Simulation of human intravenous and oral pharmacokinetics of 21 diverse compounds using physiologically based pharmacokinetic modelling.

Author information

1
Department of Pharmacokinetics, Dynamics and Metabolism, Pfizer Worldwide RD, Sandwich, UK. hannah.jones@pfizer.com

Abstract

BACKGROUND:

The importance of predicting human pharmacokinetics during compound selection has been recognized in the pharmaceutical industry. To this end there are many different approaches that are applied.

METHODS:

In this study we compared the accuracy of physiologically based pharmacokinetic (PBPK) methodologies implemented in GastroPlus™ with the one-compartment approach routinely used at Pfizer for human pharmacokinetic plasma concentration-time profile prediction. Twenty-one Pfizer compounds were selected based on the availability of relevant preclinical and clinical data. Intravenous and oral human simulations were performed for each compound. To understand any mispredictions, simulations were also performed using the observed clearance (CL) value as input into the model.

RESULTS:

The simulation results using PBPK were shown to be superior to those obtained via traditional one-compartment analyses. In many cases, this difference was statistically significant.
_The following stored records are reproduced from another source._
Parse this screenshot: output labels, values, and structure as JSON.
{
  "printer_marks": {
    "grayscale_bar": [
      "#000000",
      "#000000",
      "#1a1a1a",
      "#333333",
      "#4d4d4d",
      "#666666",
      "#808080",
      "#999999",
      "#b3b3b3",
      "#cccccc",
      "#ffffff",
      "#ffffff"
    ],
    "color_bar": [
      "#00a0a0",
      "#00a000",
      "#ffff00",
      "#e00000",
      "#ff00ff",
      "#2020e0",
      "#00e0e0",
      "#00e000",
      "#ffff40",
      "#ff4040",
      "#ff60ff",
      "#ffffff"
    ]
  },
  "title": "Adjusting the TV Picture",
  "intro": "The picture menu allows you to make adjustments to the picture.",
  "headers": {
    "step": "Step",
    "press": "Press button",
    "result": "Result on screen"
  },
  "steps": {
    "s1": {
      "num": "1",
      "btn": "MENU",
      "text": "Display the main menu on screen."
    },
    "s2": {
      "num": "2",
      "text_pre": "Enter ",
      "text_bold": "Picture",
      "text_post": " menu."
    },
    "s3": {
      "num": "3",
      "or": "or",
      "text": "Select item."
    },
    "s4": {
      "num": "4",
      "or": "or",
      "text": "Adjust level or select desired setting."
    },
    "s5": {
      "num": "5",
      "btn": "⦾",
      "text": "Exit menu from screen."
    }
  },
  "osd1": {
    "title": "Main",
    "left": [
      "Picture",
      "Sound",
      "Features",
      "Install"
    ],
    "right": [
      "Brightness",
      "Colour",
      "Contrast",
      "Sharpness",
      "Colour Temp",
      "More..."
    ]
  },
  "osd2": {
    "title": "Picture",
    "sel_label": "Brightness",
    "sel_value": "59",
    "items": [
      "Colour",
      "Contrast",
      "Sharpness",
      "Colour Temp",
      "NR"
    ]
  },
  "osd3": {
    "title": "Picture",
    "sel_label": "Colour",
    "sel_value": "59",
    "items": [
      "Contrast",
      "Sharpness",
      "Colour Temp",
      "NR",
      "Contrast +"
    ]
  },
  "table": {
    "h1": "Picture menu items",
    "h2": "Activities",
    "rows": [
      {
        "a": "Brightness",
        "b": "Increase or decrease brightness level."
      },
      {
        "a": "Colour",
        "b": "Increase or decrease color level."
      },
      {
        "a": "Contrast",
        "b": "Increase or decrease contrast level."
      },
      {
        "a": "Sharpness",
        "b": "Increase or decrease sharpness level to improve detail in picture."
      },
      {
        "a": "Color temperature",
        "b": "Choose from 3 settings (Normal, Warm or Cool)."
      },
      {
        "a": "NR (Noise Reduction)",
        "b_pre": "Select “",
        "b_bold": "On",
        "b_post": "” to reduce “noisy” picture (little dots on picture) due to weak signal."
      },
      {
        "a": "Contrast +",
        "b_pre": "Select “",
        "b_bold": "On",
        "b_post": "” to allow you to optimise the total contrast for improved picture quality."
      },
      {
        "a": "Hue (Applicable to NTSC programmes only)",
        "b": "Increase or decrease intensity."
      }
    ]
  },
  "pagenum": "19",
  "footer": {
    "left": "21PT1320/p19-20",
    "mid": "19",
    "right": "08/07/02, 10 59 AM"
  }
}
Specifically, the results showed that the PBPK approach was able to accurately predict passive distribution and absorption processes. Some issues and limitations remain with respect to the prediction of CL and active transport processes and these need to be improved to further increase the utility of PBPK modelling. A particular advantage of the PBPK approach is its ability to accurately predict the multiphasic shape of the pharmacokinetic profiles for many of the compounds tested.

CONCLUSION:

The results from this evaluation demonstrate the utility of PBPK methodology for the prediction of human pharmacokinetics. This methodology can be applied at different stages to enhance the understanding of the compounds in a particular chemical series, guide experiments, aid candidate selection and inform clinical trial design.